Disappointment, Altsax had long ago learned to live with, but failure was out of the question.
Before
Genie or Hester married that buffoon of an earl, before they married anybody, the problem of their aging and awkward cousin was going to be resolved—permanently—lest the Daniels’s family finances and social standing continue to be threatened by Augusta Merrick’s very existence. She’d turned down the only other possible solution—marriage to Matthew, offered half in jest—though seeing how the pair of them had matured, Altsax had to be grateful.
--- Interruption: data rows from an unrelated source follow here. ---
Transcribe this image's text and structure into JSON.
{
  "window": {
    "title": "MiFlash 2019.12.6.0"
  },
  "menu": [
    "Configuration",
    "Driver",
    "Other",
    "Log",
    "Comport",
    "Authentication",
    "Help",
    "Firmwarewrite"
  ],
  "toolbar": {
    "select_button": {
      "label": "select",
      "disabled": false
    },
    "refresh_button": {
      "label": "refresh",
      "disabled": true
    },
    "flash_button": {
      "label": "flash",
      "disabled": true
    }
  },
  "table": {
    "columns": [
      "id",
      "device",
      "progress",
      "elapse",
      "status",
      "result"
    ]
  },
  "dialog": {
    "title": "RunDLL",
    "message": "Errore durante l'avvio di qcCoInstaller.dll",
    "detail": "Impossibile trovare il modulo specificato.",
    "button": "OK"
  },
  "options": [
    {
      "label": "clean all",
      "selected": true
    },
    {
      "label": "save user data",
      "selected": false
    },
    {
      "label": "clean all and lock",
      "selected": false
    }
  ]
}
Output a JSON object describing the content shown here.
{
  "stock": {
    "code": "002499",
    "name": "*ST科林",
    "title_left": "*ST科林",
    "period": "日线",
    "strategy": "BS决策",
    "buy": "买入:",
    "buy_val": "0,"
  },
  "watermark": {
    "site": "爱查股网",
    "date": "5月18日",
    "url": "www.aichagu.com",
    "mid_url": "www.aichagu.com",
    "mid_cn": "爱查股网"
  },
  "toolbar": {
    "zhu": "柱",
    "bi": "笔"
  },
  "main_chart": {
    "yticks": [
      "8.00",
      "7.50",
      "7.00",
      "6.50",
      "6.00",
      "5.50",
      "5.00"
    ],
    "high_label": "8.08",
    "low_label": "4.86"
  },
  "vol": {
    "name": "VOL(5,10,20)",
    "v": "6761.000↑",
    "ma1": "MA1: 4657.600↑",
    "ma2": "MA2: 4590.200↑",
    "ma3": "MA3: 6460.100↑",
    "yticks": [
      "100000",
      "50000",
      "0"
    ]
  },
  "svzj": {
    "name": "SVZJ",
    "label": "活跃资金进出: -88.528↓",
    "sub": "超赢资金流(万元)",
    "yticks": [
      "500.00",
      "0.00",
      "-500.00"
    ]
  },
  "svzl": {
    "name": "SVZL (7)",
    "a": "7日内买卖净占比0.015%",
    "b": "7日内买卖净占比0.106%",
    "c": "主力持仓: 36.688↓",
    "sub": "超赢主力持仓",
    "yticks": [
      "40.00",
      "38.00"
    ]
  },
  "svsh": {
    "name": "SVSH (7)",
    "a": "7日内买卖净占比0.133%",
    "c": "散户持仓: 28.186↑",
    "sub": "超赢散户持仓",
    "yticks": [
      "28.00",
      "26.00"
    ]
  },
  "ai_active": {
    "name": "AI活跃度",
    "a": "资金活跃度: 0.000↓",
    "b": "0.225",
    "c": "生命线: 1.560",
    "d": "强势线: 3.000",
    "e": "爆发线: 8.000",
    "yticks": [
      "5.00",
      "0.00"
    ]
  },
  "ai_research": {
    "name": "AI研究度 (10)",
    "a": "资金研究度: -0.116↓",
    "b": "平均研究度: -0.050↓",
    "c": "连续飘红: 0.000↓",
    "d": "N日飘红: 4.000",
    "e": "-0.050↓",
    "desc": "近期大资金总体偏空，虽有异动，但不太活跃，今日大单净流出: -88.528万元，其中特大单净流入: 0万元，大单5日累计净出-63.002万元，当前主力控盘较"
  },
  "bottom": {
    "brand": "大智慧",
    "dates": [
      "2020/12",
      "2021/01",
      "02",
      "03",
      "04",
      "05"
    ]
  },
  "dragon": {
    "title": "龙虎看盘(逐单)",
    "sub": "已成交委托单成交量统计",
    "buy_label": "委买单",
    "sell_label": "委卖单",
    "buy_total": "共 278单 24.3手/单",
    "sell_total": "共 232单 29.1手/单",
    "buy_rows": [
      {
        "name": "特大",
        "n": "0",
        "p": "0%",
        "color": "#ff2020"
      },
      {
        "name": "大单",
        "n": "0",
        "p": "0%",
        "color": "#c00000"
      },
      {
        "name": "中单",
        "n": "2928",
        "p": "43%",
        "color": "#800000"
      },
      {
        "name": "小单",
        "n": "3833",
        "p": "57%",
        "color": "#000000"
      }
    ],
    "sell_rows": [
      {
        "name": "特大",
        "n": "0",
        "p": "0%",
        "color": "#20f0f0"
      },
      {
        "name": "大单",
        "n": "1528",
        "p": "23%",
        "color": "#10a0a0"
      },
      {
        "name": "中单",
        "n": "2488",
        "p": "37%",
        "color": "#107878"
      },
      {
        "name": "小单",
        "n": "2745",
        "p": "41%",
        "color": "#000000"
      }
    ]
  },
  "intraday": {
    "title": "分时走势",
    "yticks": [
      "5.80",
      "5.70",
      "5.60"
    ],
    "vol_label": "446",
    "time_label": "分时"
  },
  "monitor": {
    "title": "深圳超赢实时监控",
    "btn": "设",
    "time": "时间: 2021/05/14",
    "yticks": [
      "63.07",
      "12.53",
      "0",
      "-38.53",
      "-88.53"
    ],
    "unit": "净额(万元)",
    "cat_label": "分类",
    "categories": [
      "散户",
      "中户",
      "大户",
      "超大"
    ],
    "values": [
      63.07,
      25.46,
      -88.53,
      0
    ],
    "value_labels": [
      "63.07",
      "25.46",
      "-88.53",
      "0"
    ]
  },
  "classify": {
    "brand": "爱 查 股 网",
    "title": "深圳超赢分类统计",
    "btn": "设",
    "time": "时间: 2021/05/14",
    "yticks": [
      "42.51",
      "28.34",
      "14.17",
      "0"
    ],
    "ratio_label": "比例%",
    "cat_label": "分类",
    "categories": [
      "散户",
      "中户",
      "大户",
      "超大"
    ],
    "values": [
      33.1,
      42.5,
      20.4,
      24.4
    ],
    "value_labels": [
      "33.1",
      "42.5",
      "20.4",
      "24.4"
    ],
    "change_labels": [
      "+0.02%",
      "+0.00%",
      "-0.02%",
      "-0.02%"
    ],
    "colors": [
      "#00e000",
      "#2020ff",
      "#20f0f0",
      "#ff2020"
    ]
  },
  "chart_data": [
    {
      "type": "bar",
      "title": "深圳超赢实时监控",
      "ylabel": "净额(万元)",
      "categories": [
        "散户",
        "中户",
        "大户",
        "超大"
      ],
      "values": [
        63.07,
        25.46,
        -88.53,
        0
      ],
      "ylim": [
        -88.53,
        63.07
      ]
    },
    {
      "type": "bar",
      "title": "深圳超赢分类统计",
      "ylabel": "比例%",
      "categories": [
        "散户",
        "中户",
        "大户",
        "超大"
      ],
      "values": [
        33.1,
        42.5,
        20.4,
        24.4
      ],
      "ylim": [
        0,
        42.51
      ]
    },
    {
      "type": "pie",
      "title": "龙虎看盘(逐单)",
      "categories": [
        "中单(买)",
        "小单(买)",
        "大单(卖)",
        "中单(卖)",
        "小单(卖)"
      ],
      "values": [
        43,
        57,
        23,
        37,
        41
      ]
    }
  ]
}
Even his brooding disappointment of a son deserved better than that wretched woman, cousin or not.

Such musings were enough to inspire a man to drain the remaining whisky from the decanter.

To be drunk at dinner would be the height of bad form the first night under the earl’s roof, but then, dinner wasn’t going to be for at least an hour. Willard reached for the decanter and offered a private though quite sincere toast to the success of his own schemes.

***

One of the blessings of entertaining wealthy English aristocracy for weeks on end was that Ian could feed his own household well. For a few months of summer and early fall, there were frequent servings of good Aberdeen Angus beef, the occasional lamb, roasted cuts of pork, chicken too young to be anything but tender, and—reason enough to thank God—not a hint of mutton.

Though there had been many times in Ian’s life when even a thin mutton stew would have been a fair trade for his soul.

Perhaps it
had
been a fair trade, which was why he was rubbing elbows in evening finery—the kilted version, and bedamned to English fashion—with the half-drunk baron, his tight-lipped son, and his determinedly cheerful womenfolk.

Save the spinster. She at least had the sense to keep to her rooms, where she no doubt was feeding portions of beef to her cat.

The baron rose to his feet a little unsteadily and directed a questioning glance to Ian. “The ladies having departed for their tea and gossip, shall we to the decanter?”

“Of course.” But Ian saw Connor eyeing the food uneaten on the Baron’s plate. More for the kirk in town, though if they knew it was food served to an Englishman, likely even the wretched poor of Aberdeenshire would turn their noses up at it.

“This is first-rate drink,” Matthew Daniels said when all five men were lounging around the library. “Have you ever considered exporting it?”

“Now that’s an interesting proposition,” Connor replied, sparing Ian the trouble. “There is a market for decent whisky, but there’s also a heavy tax imposed, usually at both ends…”

Daniels the Younger launched into a surprisingly intelligent debate with Con and Gil about the risks and rewards of exporting whisky, while the Baron—drink in hand—sidled over to where Ian stood by the window.

“That boy.” The baron expelled a heavily fumed breath. “Talking trade after dinner with the locals. I wash my hands of him.” He turned a long-suffering gaze on his drink, drained the contents, then set the empty glass on the windowsill with a little bang.